Pengadaan Perangkap Hama untuk Petani Kopi Dikorupsi
Kepolisian Daerah Aceh menetapkan empat tersangka dalam kasus dugaan korupsi pengadaan perangkap hama untuk petani kopi di Kabupaten Bener Meriah, Provinsi Aceh.
Oleh
ZULKARNAINI
·2 menit baca
BANDA ACEH, KOMPAS — Kepolisian Daerah Aceh menetapkan empat tersangka dalam kasus dugaan korupsi pengadaan perangkap hama untuk petani kopi di Kabupaten Bener Meriah, Provinsi Aceh. Dari anggaran pengadaan Rp 48 miliar diperkirakan kerugian negara mencapai Rp 16 miliar.
Direktur Reserse Kriminal Khusus Polda Aceh Komisaris Besar Teuku Saladin, Rabu (9/10/2019), mengatakan, empat tersangka itu adalah AR, mantan Kepala Dinas Kehutanan dan Perkebunan Bener Meriah; T, pejabat pembuat komitmen; serta TU dan MJ sebagai rekanan.
”Korupsi diduga dilakukan dengan cara mark up (penggelembungan) harga,” kata Saladin.
Program pengadaan perangkap hama atau atraktan dibiayai Anggaran Pendapatan dan Belanja Negara (APBN) 2015 sebesar Rp 48 miliar.
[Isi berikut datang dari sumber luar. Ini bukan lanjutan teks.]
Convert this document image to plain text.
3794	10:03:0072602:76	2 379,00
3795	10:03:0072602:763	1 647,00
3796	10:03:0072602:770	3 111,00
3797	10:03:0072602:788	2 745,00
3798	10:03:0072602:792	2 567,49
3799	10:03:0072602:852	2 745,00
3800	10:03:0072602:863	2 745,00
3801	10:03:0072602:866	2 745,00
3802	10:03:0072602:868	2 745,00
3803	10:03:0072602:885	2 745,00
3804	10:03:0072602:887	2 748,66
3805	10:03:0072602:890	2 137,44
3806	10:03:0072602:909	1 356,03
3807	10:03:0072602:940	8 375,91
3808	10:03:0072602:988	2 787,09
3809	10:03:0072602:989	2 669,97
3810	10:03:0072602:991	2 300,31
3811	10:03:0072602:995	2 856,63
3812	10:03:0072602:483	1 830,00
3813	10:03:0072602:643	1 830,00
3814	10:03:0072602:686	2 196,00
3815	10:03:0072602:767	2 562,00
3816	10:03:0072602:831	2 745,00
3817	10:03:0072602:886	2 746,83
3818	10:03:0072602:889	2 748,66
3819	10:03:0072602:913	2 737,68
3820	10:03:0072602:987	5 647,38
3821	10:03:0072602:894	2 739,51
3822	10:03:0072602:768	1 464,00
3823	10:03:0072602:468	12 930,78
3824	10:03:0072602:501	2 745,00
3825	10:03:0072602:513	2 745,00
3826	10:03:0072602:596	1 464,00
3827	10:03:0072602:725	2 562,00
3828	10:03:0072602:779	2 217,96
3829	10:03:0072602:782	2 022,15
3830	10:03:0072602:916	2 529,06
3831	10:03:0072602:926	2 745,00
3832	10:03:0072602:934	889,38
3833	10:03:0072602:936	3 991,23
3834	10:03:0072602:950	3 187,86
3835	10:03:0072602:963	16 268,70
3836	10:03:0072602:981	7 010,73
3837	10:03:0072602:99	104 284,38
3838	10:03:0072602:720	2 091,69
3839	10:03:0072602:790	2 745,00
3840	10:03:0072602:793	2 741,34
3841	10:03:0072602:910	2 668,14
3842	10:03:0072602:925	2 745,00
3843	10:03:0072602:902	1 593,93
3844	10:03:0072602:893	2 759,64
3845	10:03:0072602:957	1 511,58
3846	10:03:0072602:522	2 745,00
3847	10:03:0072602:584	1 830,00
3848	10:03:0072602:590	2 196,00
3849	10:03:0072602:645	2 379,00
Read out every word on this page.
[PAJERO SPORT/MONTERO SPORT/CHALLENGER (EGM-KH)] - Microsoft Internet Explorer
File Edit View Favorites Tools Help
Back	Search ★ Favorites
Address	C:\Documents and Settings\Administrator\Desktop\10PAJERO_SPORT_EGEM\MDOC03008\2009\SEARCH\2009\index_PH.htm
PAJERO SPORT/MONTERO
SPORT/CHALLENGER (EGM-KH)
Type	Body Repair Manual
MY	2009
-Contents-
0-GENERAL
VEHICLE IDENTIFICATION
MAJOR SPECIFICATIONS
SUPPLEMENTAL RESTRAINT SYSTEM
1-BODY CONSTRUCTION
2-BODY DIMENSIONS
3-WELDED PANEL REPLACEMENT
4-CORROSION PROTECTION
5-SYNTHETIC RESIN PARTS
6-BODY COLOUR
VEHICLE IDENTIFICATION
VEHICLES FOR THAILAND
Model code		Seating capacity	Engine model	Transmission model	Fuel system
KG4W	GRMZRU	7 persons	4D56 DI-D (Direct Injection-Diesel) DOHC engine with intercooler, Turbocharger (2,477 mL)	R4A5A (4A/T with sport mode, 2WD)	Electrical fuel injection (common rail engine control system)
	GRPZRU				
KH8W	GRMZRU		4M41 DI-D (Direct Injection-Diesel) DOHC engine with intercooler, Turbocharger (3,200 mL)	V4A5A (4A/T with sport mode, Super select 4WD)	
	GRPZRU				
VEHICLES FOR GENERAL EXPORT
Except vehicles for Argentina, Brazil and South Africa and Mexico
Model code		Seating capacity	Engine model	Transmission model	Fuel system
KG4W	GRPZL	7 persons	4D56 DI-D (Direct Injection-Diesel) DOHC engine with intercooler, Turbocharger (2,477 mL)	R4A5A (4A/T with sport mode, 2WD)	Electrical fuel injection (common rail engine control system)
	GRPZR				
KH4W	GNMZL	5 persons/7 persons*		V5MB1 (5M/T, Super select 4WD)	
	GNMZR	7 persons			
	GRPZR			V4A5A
Menurut rencana, atraktan akan dibagikan kepada 621 kelompok tani di Bener Meriah.
Korupsi diduga dilakukan dengan cara mark up (penggelembungan) harga.
Namun, pengadaan atraktan dinilai bermasalah lantaran tidak sesuai dengan spesifikasi yang ditetapkan. Alat tersebut tidak dapat berfungsi sebagaimana mestinya.
Berdasarkan temuan di lapangan, LSM Gerakan Anti Korupsi (Gerak) Gayo melaporkan dugaan korupsi kepada aparat polisi. Butuh waktu dua tahun bagi polisi untuk melakukan penyelidikan terhadap kasus tersebut.
Saladin mengatakan, berdasarkan hasil audit Badan Pengawasan Keuangan dan Pembangunan (BPKP) Aceh, negara mengalami kerugian hingga Rp 16 miliar.
Penyidik menelusuri aliran dana tersebut. Penyidik baru dapat menyita uang tunai Rp 2,3 miliar dan dua sertifikat tanah yang diduga dibeli pakai uang korupsi.
”Total yang baru bisa kami sita Rp 4 miliar. Kami masih menelusuri aliran dana karena ada dugaan tindak pidana pencucian uang,” kata Saladin.
Kepala Divisi Advokasi Gerak Gayo Dedi Purnawan menuturkan, dalam anggaran Rp 48 miliar tersebut terdapat beberapa kegiatan lain, seperti pengadaan pupuk cair dan pengadaan alat giling buah kopi. Namun, kata Dedi, berdasarkan hasil penelusuran mereka di lapangan, ditemukan alat tidak berfungsi sebagaimana mestinya.
”Petani tidak dapat menggunakan (alat itu) karena kualitasnya buruk. Mungkin dibeli bukan dari pabrik resmi,” kata Dedi.
Dedi mengapresiasi polisi karena telah menetapkan tersangka serta menyita uang dan aset tersangka. Namun, dia juga mempertanyakan mengapa pengungkapan kasus dugaan korupsi tersebut berjalan lama.
Koordinator Masyarakat Transparansi Anggaran Alfian mengatakan, aparatur pemerintah kerap bersekongkol dengan swasta atau pengusaha untuk mengorupsi uang negara. Dalam banyak kasus korupsi, pelakunya adalah aparatur pemerintah dan rekanan.
Petani tidak dapat menggunakan (alat itu) karena kualitasnya buruk. Mungkin dibeli bukan dari pabrik resmi.
Menurut Alfian korupsi memang sengaja dirancang sejak perencanaan program hingga pelaksanaan. ”Ini menunjukkan komitmen aparatur pemerintah terhadap antikorupsi rendah,” ujar Alfian.